AP Photo/Richard Drew

Former N.Y. Gov. Andrew Cuomo is being sued by a state trooper who claims he sexually harassed her over a period of three years while she served on his security detail.


The trooper’s allegations were first detailed in a report filed by the office of the N.Y. State Attorney General on Aug. 3, 2021. The report looked into allegations that, while he was governor, Andrew Cuomo serially sexually harassed 11 women, nine of whom were state employees, including “Trooper #1.”

According to the report, on Nov. 4, 2017, Trooper #1 was dispatched to assist with a press event being held by Gov. Cuomo. At the event, the trooper met the governor and the two exchanged small talk. The next day, the senior investigator told Trooper #1 that the governor had requested she be transferred to his Protective Service Unit (PSU). Although she was not yet eligible to serve on the PSU because she didn’t have the requisite three years experience, that requirement was soon waived, and by Jan. of 2018, she had been assigned to protect the governor.

When investigators asked Cuomo about his insistence that the 20-something trooper be transferred to his personal detail, he claimed that he “was on constant alert to recruit more women, Blacks, and Asians to the state police detail.” The senior investigator who processed the trooper’s transfer confirmed that diversity was an important criterion in trooper recruitment but that the governor had personally followed up to make sure Trooper #1 was hired to the PSU.
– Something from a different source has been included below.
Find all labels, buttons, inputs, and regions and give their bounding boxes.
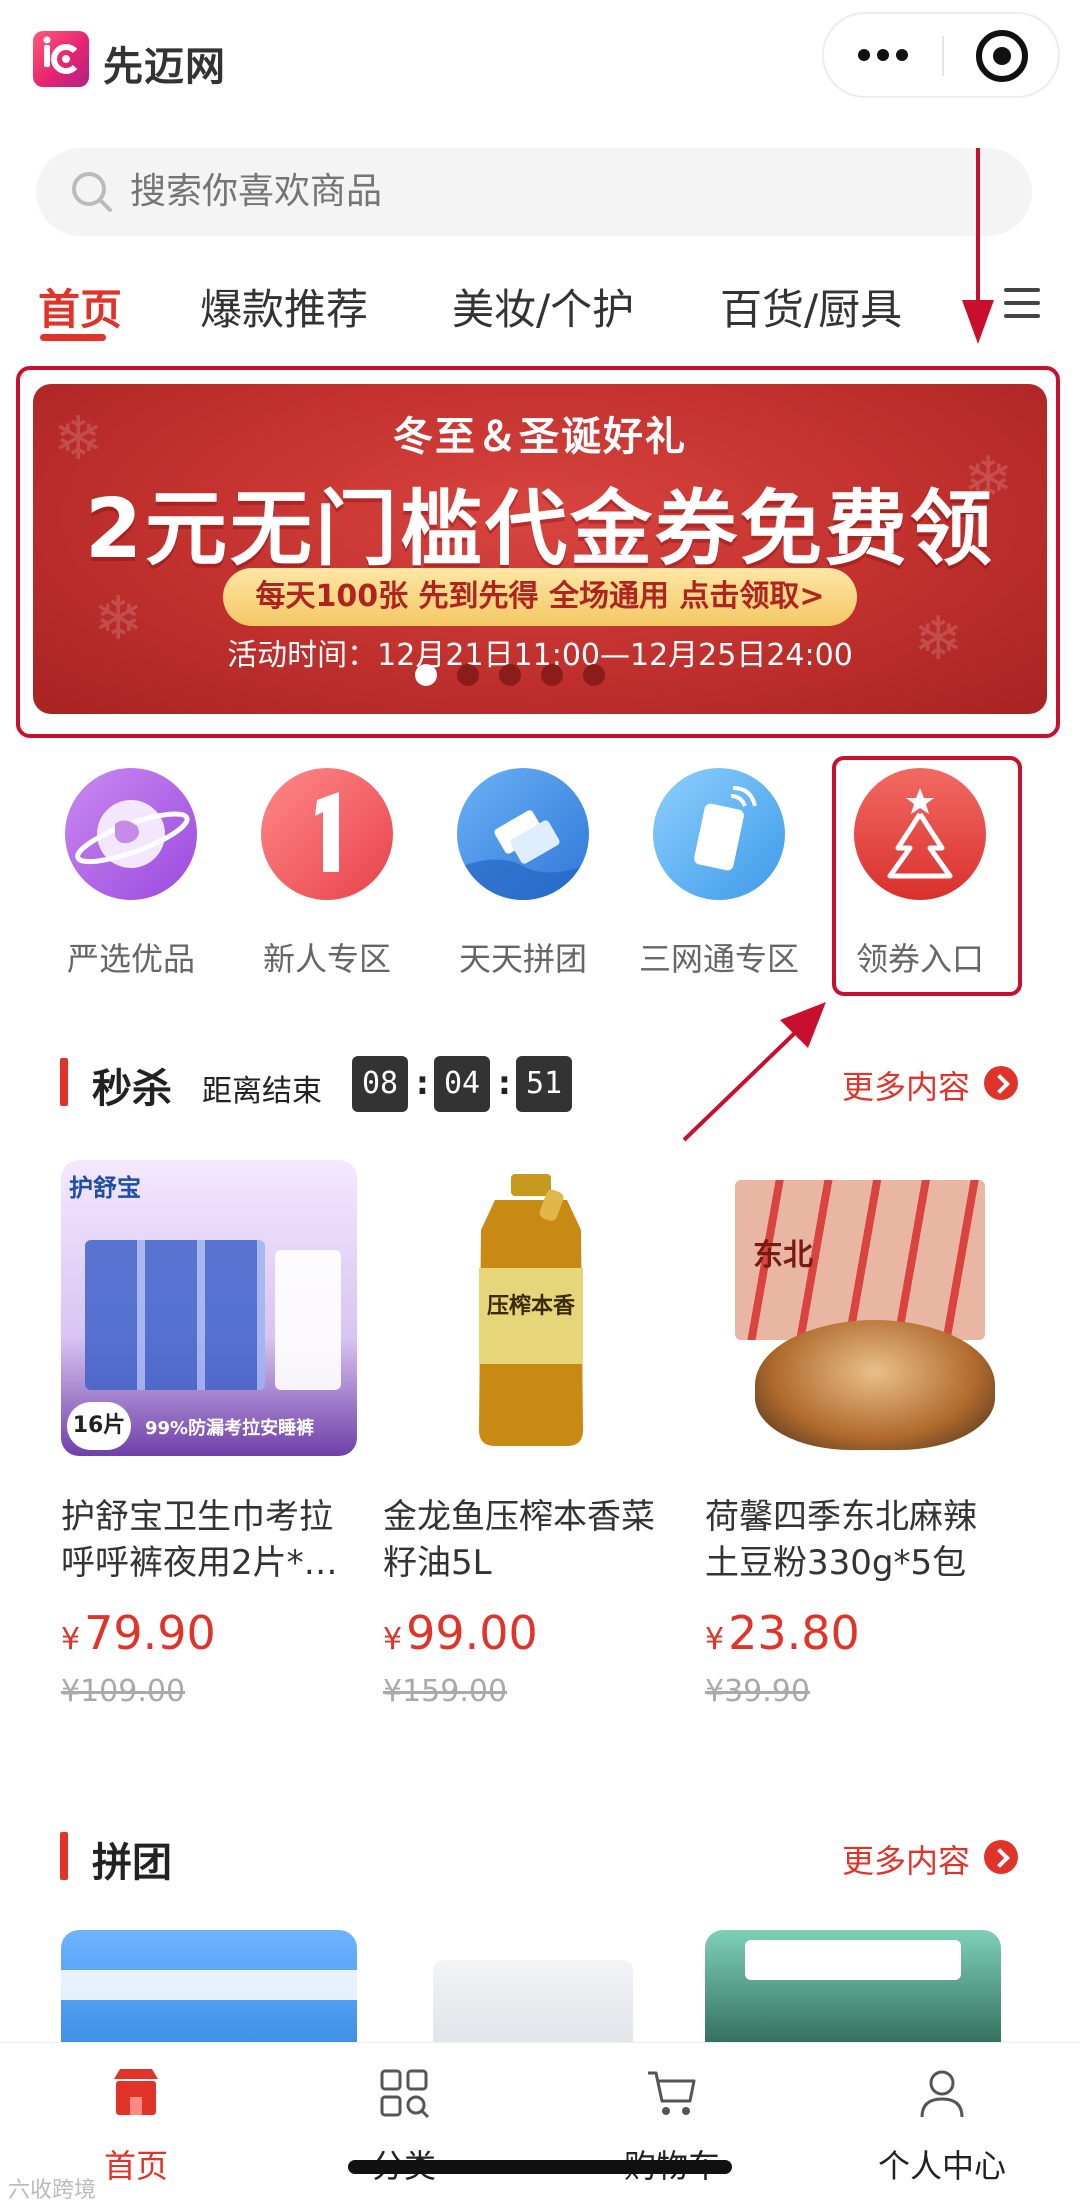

Related: Andrew Cuomo Says He Feels ‘Vindicated’ and Won’t Rule Out a Political Comeback

Over the next three years, Trooper #1 worked at Gov. Cuomo’s residence before being placed on his travel team in April 2019. According to the report, “Trooper #1 described the Governor’s behavior toward her after she joined the PSU as generally ‘flirtatious’ and ‘creepy.’ She did not observe the Governor acting in a similar way with State Troopers who were men.” Although Cuomo frequently made Trooper #1 feel uncomfortable, “she did not feel she could safely report or rebuff the conduct because, based on her experience and discussions with others in the PSU, she feared retaliation and believed her career success hinged on whether the Governor liked her. She explained, ‘[w]ithin the PSU, it’s kind of known that the Governor gives the seal of approval who gets promoted and who doesn’t within PSU.'”

The investigation found that Cuomo habitually said suggestive, inappropriate things to Trooper #1. He would offer to give her a tour of the mansion or invite her to go “upstairs” in a way that made her uncomfortable. He once asked her why she always wore dark colors and why she didn’t wear a dress. Another time, he told her her jacket was too big and she looked like an “Amish person.” Apparently, Gov. Cuomo expected the attractive females he finagled into his detail to dress in a way he could appreciate.
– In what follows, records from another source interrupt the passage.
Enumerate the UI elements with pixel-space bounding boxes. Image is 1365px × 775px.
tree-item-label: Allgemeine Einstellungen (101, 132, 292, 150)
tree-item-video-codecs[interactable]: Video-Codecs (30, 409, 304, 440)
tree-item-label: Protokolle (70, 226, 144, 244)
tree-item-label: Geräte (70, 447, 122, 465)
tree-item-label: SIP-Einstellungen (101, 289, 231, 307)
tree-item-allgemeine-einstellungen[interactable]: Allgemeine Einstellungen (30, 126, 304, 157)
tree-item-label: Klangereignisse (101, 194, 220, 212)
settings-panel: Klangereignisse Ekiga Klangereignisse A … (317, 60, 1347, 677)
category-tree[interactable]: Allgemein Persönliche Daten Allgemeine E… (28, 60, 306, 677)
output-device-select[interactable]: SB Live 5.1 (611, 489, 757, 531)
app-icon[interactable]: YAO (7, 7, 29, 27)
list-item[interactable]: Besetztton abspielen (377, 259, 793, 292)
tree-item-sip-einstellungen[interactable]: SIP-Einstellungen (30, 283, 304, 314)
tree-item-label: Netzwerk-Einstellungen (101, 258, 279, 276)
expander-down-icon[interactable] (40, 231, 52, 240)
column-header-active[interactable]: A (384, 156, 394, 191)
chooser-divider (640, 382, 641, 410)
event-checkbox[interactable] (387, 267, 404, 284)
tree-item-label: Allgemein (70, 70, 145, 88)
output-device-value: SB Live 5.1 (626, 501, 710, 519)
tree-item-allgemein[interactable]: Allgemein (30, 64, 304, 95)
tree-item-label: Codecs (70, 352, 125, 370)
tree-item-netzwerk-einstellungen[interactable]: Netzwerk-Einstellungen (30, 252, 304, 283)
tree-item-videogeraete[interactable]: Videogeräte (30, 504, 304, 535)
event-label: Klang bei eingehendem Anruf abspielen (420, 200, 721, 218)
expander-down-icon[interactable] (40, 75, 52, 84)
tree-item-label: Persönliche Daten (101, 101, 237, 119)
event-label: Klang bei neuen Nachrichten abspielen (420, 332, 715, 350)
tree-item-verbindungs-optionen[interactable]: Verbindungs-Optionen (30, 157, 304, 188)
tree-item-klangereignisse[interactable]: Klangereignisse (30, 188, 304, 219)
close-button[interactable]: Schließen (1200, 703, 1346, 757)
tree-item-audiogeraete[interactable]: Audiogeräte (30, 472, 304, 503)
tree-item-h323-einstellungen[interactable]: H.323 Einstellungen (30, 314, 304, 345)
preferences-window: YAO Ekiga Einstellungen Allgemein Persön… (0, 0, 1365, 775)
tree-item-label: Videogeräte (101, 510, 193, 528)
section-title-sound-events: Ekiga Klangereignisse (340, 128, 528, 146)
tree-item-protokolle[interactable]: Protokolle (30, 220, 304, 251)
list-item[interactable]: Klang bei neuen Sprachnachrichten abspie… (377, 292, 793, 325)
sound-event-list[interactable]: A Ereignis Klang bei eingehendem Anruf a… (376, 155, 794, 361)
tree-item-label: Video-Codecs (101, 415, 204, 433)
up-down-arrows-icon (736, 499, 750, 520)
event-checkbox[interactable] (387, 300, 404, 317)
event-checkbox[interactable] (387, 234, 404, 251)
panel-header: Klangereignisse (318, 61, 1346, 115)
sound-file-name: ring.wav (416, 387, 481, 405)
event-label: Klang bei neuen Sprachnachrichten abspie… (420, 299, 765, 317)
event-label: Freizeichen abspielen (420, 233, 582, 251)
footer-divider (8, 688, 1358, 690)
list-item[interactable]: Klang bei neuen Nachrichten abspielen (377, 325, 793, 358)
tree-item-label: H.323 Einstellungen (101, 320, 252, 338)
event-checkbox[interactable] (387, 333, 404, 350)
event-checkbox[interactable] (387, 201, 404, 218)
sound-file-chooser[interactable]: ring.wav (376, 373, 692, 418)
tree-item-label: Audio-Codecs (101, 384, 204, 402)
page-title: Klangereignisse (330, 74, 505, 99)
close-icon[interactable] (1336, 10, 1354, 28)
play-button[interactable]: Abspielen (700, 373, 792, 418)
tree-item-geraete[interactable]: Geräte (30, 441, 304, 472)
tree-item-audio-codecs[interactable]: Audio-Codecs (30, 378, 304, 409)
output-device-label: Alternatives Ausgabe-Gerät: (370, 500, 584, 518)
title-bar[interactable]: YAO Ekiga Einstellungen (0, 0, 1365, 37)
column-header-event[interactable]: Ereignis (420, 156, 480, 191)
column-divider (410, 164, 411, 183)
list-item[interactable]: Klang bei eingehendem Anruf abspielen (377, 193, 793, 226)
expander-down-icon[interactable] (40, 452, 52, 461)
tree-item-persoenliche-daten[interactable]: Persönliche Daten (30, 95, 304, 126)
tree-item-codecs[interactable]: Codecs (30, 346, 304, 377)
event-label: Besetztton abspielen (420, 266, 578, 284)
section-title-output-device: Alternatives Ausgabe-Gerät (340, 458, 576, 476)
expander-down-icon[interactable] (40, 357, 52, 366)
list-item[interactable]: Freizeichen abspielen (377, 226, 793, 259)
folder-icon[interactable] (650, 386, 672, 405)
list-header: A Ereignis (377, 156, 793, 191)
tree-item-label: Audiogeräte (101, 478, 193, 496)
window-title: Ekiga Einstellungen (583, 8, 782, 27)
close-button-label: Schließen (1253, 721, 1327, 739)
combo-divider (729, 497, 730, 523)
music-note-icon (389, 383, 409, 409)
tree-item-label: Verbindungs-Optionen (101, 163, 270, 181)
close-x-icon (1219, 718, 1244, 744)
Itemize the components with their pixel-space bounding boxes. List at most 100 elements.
Eventually, the report says, Cuomo escalated his flirtatious behavior to physical contact. One time, when Trooper 1 rode in an elevator with him, he ran his fingers down her spine from her neck to her waist and said, “Hey, you.” Another time, when she routinely asked the governor if he needed anything, he asked if he could kiss her. Mindful of repercussions if she aggravated him, Trooper #1 eventually answered, “sure.” Cuomo kissed her on the cheek and joked about how he wasn’t supposed to do that.

In Sept. 2019, while Trooper #1 held a door open for the governor to go through, he ran his open hand over her belly and hip as he passed. She told investigators that she felt “completely violated because to me, like that’s between my chest and my privates.” A senior member of the PSU who witnessed the event asked Trooper #1 whether she wanted to do anything about it. She declined to report the governor’s conduct out of fear of retaliation to herself or her superior to whom she would make the report.

The trooper filed the lawsuit in federal court on Thursday, naming former Gov. Cuomo, the New York State Police, and Cuomo’s former aide Melissa DeRosa. In her suit, Trooper #1 claims DeRosa was “specifically involved in hiding the governor’s behavior.” NBC News reports that “[t]he trooper’s lawsuit says she is seeking damages for ‘severe mental anguish and emotional distress,’ a declaratory judgment that Cuomo, DeRosa and the state police violated federal, state and city laws barring harassment, and attorney fees.”


Rich Azzopardi, a spokesperson for Cuomo, said in a statement, “This claim relies on the AG’s proven fraud of a report, as demonstrated by the five district attorneys who, one by one – Democrat and Republican – looked at its findings and found no violations of law. If kissing someone on the cheek, patting someone on the back or stomach or waving hello at a public event on New Year’s Eve is actionable then we are all in trouble.”